– Mita Mukherjee
Singing of state anthem “Banglar Mati Banglar Jol” has been made mandatory for all schools in Bengal affiliated with the West Bengal Board of Secondary Education from Friday.
The West Bengal Board of Secondary Education that conducts the Madhyamik (Class X board) exams, on Thursday issued an order to all aided and sponsored schools under the board asking the heads to include singing of the state anthem mandatorily in the morning assembly for Classes IV to X.
The order states: “The undersigned… is directed to inform you to take necessary action for regularly singing the state song ‘Banglar Mati Banglar Jol’ in the morning assembly mandatorily”.
The song was composed by Rabindranath Tagore in 1905 to protest against the partition of the then-undivided Bengal by Lord Curzon which also became an anthem for the anti-partition movement.
The inclusion of singing of the song in the school assembly is significant as the decision comes at a time when chief minister Mamata Banerjee had been trying to vehemently oppose remarks made by the BJP about Bengali-speaking people, branding them Bangladeshis.

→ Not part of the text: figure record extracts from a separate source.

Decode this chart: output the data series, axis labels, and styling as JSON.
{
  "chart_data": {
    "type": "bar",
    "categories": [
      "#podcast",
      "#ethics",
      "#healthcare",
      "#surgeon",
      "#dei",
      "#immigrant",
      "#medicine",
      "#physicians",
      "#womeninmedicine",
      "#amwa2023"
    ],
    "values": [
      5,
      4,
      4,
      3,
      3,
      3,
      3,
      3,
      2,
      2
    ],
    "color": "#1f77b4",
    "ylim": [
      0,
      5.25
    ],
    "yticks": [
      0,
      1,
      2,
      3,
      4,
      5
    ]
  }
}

Banerjee’s Trinamool Congress has been strongly against the rollout of Special Intensive Revision (SIR) as it contends that it is just a means to disenfranchise their supporters.
The state song will have to be sung across schools irrespective of their medium, board officials said.
Education minister Bratya Basu posted on X on Thursday evening that the decision was taken following the approval of the chief minister. “We firmly believe this will be an alert and active catalyst for the social and communal unity in our state,” he wrote.
On September 7, 2023, the Bengal Assembly passed a resolution declaring Poila Baisakh as Bangla Diwas (Bengal Day) and Banglar Mati Banglar Jol as the state anthem.
Heads of several schools said the order came into effect from Friday itself and students were asked to sing the song in today’s morning assembly. But some schools had problems because students did not know the lyrics.
“Since the order comes into effect from today we had to include the song in today’s morning assembly. Most of our students said they didn’t know the words of the song. So we played the song through a microphone. We asked students to learn the words by heart,” said Soumen Pal, headmaster of Udaypur Haradayal Nag Adarsha Vidyalaya, a state-aided school in North 24 Parganas.
Schools said students also sang “Vande Mataram” on Friday to mark the 150th anniversary of the patriotic song.